Review: ‘Inside Llewyn Davis’ is a chart-topper Special

Posted Dec 20, 2013 by Sarah Gopaul
Joel and Ethan Coen’s ‘Inside Llewyn Davis’ presents a week in a young folk singer’s life, chronicling his misadventures in the search for success.
A scene from  Inside Llewyn Davis
A scene from 'Inside Llewyn Davis'
Mongrel Media
Folk isn’t exactly trending right now, yet it remains entrenched in our cultural zeitgeist. Bob Dylan continues to sell out concerts, and bands like Mumford and Sons sell millions of albums. A few films have also capitalized on this tradition, but Inside Llewyn Davis may be one of the most captivating with a first-rate soundtrack and fascinating though somber narrative.
Llewyn Davis (Oscar Isaac) relies on the kindness of his friends and family to provide a roof over his head at night. His emotional baggage outweighs the actual sack of belongings he carries, though his guitar is his most valuable possession. His music career took a hit recently and his latest album is not selling as well as he’d hoped. Llewyn is one road trip away from following in his father’s footsteps and spending the rest of his years as a merchant marine. His odyssey takes him from Greenwich Village to Chicago and back in hopes of impressing a fussy music mogul (F. Murray Abraham) and living his dream.
Llewyn isn’t always the most likeable character. He’s jaded, often flying off the handle and unleashing his world-weary view on unsuspecting companions. Though considering most of these people continue to speak to Llewyn after these incidences, they must also see the decent man that lives behind those outbursts; possibly remember who he was before the tragedy that soured his outlook.

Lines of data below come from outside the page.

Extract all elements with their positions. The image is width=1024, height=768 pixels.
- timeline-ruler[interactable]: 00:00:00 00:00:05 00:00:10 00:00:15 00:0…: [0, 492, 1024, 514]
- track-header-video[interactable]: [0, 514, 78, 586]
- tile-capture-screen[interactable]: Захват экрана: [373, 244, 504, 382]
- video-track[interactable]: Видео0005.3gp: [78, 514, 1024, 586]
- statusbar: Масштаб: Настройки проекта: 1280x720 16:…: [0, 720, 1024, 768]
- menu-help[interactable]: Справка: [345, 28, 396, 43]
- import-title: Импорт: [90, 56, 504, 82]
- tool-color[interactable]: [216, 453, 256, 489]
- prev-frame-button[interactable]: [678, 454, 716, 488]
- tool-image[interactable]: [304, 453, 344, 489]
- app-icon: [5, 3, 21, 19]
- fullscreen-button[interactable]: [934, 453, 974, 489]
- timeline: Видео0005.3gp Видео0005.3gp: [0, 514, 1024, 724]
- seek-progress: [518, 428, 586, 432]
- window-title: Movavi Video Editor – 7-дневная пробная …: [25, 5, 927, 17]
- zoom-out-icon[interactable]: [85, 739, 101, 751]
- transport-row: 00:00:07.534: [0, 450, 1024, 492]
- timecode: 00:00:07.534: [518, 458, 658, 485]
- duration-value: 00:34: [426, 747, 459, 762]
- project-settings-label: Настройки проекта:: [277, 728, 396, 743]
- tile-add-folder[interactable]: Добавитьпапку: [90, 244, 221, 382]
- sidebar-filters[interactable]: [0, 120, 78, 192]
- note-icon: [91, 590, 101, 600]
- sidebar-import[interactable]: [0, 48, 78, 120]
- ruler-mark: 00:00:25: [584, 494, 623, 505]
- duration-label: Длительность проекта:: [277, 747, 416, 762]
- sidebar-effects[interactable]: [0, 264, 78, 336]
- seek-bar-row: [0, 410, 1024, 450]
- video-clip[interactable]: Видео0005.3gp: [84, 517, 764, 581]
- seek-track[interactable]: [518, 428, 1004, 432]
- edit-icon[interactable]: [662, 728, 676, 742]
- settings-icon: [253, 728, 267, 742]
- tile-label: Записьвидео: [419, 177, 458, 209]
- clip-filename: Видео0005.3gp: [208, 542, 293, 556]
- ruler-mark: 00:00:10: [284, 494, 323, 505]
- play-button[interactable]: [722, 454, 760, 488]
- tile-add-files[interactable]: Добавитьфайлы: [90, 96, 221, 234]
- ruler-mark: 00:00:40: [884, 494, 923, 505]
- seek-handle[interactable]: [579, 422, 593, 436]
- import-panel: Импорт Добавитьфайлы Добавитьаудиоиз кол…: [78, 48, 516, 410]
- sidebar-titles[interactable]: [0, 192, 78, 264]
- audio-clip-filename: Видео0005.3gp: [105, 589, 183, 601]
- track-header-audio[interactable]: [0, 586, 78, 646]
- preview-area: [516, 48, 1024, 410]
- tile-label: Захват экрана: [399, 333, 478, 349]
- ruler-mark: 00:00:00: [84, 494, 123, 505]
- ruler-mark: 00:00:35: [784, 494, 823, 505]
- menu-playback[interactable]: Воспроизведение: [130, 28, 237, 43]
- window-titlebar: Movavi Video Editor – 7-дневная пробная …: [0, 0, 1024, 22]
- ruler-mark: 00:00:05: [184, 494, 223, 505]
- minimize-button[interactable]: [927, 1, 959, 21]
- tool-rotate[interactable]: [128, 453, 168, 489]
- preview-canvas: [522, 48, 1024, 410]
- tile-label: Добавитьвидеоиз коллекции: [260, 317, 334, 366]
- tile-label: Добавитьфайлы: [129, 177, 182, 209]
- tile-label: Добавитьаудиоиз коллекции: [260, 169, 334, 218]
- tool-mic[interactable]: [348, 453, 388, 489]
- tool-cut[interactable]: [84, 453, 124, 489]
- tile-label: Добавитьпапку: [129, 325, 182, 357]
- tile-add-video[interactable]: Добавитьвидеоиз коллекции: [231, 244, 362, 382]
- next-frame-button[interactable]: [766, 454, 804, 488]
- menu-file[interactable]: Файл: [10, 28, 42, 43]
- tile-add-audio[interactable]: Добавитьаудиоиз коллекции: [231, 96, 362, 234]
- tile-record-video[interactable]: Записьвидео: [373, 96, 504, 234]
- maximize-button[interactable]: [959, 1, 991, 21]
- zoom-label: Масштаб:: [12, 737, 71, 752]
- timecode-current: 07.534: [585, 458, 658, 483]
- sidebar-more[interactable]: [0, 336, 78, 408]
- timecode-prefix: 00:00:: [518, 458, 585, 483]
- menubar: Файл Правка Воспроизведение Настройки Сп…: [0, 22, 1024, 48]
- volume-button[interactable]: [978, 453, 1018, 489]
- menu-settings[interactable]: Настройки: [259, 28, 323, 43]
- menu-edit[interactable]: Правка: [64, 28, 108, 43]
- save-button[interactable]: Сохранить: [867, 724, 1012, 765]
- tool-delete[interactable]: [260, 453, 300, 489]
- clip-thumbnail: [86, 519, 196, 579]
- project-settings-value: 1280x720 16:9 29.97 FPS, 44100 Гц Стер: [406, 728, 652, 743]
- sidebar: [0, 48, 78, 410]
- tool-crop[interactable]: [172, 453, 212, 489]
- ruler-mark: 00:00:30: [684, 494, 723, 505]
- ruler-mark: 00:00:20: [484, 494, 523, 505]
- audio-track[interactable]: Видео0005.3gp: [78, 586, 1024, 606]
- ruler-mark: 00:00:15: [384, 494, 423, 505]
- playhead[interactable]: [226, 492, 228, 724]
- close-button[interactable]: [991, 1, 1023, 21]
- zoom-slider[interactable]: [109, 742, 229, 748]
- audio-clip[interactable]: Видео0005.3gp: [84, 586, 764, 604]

For audiences, this softer side is exemplified by the care he shows for a friend’s cat.
The group of actors brought together to play small roles in Llewyn’s journey is noteworthy. Some of the characters are drawn from real-life influences in the folk scene, but none are direct renditions. Carey Mulligan and Justin Timberlake portray the singing couple Jean and Jim. She’s cynical and regularly sports a false smile; he’s cheerful enough for both of them. Garrett Hedlund is a virtually silent beatnik driving a permanently high jazz musician played by John Goodman to his next gig. And Adam Driver is Al Cody, another performer with a box of unsold albums hidden under a table.
Writers/directors Joel and Ethan Coen’s films have been consistently commended for their musical selections. This soundtrack is integral to the narrative, which includes all the songs without interruption. But the music is equally enjoyable outside of the picture. The film opens with Llewyn’s rendition of the melancholy “Hang Me, Oh Hang Me” in The Gaslight Café in 1961. Seen from various vantage points, the view from the rear of the audience is the best perspective as it places viewers in the club to appreciate this lovely piece of music. “The Death of Queen Jane” has a similar effect. “Fare thee Well” is a romantic tune performed in full at just the right moment of the film. Conversely, “Please Mr. Kennedy” is a jauntier song that inevitably lightens the listener’s mood. Isaac is a wonderful performer and could not have been better casted in this movie.
And because he couldn’t be excluded, Bob Dylan makes an appearance. The unreleased studio version of “Farewell” is included on the soundtrack.